Speaking at the Berlin Film Festival Tuesday for Jackie Brown's international premiere, Jackson--who plays a homicidal gunrunner in the film--said the slur's use is not offensive in the context of Brown and that Lee "should move on," according to wire reports.
"Black artists think they are the only ones allowed to use the word," said Jackson, who was Oscar-nominated for another homicidal performance in Tarantino's hugely popular Pulp Fiction. "Well, that's bull. This film is a wonderful homage to black exploitation films [of the '70s]. This is a good film. And Spike hasn't made one of those in a few years."

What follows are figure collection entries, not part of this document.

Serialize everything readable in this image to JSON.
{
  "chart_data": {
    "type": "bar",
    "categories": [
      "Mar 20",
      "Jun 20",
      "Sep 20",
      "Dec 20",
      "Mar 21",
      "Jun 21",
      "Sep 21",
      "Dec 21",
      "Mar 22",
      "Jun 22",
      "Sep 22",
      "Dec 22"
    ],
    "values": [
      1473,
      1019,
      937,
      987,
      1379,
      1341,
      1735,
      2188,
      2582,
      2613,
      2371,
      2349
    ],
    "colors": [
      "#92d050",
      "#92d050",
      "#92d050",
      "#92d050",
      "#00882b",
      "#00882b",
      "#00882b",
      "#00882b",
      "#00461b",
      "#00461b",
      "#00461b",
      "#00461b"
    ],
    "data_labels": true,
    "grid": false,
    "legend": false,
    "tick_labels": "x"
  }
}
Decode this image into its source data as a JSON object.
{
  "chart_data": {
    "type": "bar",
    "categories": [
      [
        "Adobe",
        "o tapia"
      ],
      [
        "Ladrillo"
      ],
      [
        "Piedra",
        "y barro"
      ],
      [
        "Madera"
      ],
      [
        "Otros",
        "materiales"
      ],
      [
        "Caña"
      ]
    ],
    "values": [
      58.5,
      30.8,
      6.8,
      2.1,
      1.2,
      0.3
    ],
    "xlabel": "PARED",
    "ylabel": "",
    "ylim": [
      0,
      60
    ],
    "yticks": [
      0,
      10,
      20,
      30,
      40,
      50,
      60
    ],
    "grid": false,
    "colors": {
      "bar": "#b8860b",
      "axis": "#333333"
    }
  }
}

As in Pulp Fiction, virtually all of the "N" word's use in Jackie Brown is confined to Jackson speaking to other African-American characters.
In counterslamming one of the most respected African-American film figures, Jackson went even further, saying he was tired of Lee acting like he's the elected voice of African-Americans. "I didn't get a chance to vote in that election," sniped Jackson.
And besides, he added, Lee uses the word himself in his films.
Lee all but admitted as much when he talked with Variety columnist Army Archerd in December. "I'm not against the word, and I use it, but not excessively. And some people speak that way...[But] I want Quentin to know that all African-Americans do not think that word is trendy or slick."
For good measure, the Do the Right Thing director added, "What does he want to be made--an honorary black man?"
In defense of himself shortly after Lee's comments, Tarantino said on the Howard Stern Show that if he's writing the script, he can do whatever he wants. And he was later quoted in the New York Daily News saying, "Ricki Lake and I are the most admired white celebrities in the black community."